Leg 155
Amazon Deep-Sea Fan
The Amazon Fan is a typical passive margin deep-sea fan. These deep-sea fans are characterized by
the thickest accumulations of sediment on modern continental margins and are particularly sensitive
to land climate change, sea-level change, and tectonic activity in the source area. ODP Leg 155
drilled 17 sites on this fan (Sites 930-946), recovering material which, through foraminiferal,
isotopic, and paleomagnetic analyses will permit an unprecedented level of time resolution for
paleoclimate studies and for correlation between different fan environments. This 250,000-year
record of continental and oceanic paleoclimate is potentially of the same high resolution as that of
the Greenland ice-core record, but in a critical equatorial area.
The Amazon deep-sea fan grew as a result of rapid deposition of channel-levee systems that have
prograded across medium- to coarse-grained sands deposited at the downstream ends of channels.
Bioturbated mud on the levee crests of abandoned channels had "low" sedimentation rates of 1-3
m/k.y., whereas the levees built by active channels accumulated at rates of 5-10 m/k.y. In contrast,
calcareous clays were deposited across the entire fan during interglacial high-stands at
sedimentation rates of only 0.1 m/k.y., showing that the vast supply of terrigenous sediment to the
fan is temporarily diverted onto the continental shelf in response to sea-level rise. The rapid glacial-age sediment accumulation in this area is illustrated by the recording of the Lake Mungo
paleomagnetic excursion at sub-bottom depths of 24 to 150 meters.
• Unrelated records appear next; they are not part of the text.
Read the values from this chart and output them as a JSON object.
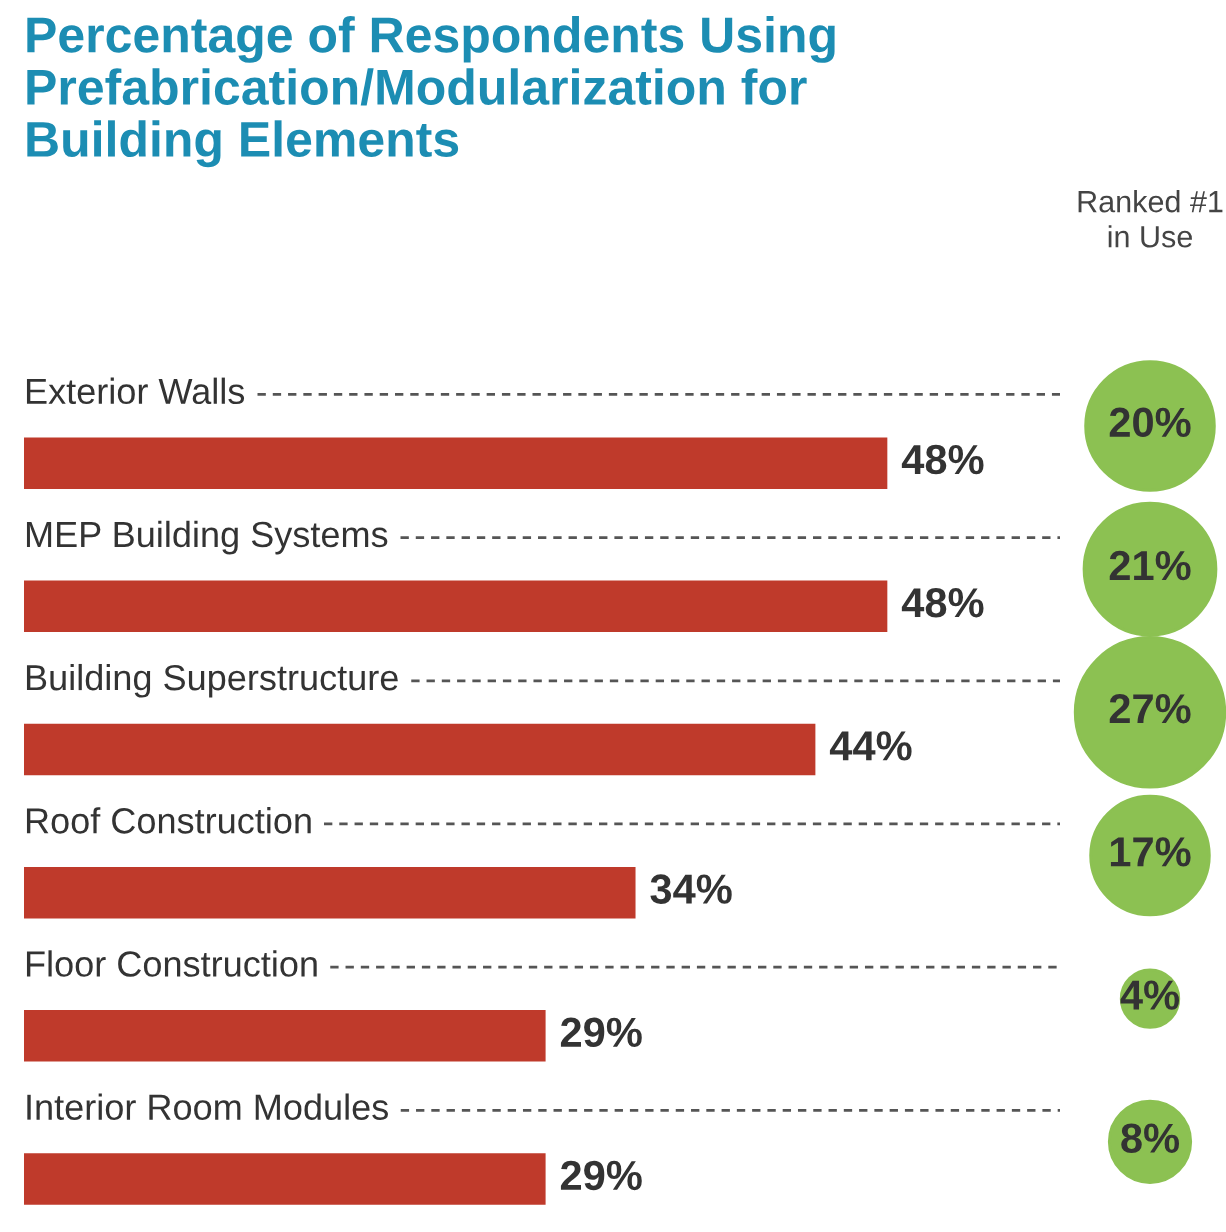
{
  "chart_data": [
    {
      "type": "bar",
      "orientation": "horizontal",
      "title": "Percentage of Respondents Using\nPrefabrication/Modularization for\nBuilding Elements",
      "categories": [
        "Exterior Walls",
        "MEP Building Systems",
        "Building Superstructure",
        "Roof Construction",
        "Floor Construction",
        "Interior Room Modules"
      ],
      "values": [
        48,
        48,
        44,
        34,
        29,
        29
      ],
      "color": "#bf3a2b",
      "value_labels": [
        "48%",
        "48%",
        "44%",
        "34%",
        "29%",
        "29%"
      ],
      "grid": "y"
    },
    {
      "type": "other",
      "title": "Ranked #1\nin Use",
      "color": "#8cc152",
      "values": [
        20,
        21,
        27,
        17,
        4,
        8
      ],
      "value_labels": [
        "20%",
        "21%",
        "27%",
        "17%",
        "4%",
        "8%"
      ]
    }
  ]
}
During Leg 155, ODP achieved the first-ever systematic coring of the entire thickness of a debris
flow on the mid-fan and of the sandy fill of an active aggrading channel in a modern deep-sea fan,
where transport distance and morphology of channel and levee are known; this documentation will
provide a reference for the interpretation of channel processes and a link to studies of modern and
ancient sedimentary processes and sequences. Each major levee complex of the Amazon Fan
corresponds to a glacial stage and is capped by an interglacial calcareous clay. Within the latest
Pleistocene levee complex, major shifts in the position of the active channel have occurred by
avulsion on the upper fan every 5 to 10 k.y. Many individual channel-levee systems show
fluctuations in the abundance of overbank silt on a scale of 0.5 to 1.5 k.y., requiring controls other
than sea level on sediment supplied to the fan.
Shore-based studies of organic geochemistry, pollen, mineralogy, and geochemistry of terrigenous
detritus will provide important information on the climatic, vegetation, and weathering history of
the Amazon basin and surrounding highlands and isotopic and paleontological analysis of the
organic fraction will enable us to establish very high-resolution records of oceanic circulation,
productivity, and temperature in an area sensitive to tropical climate change.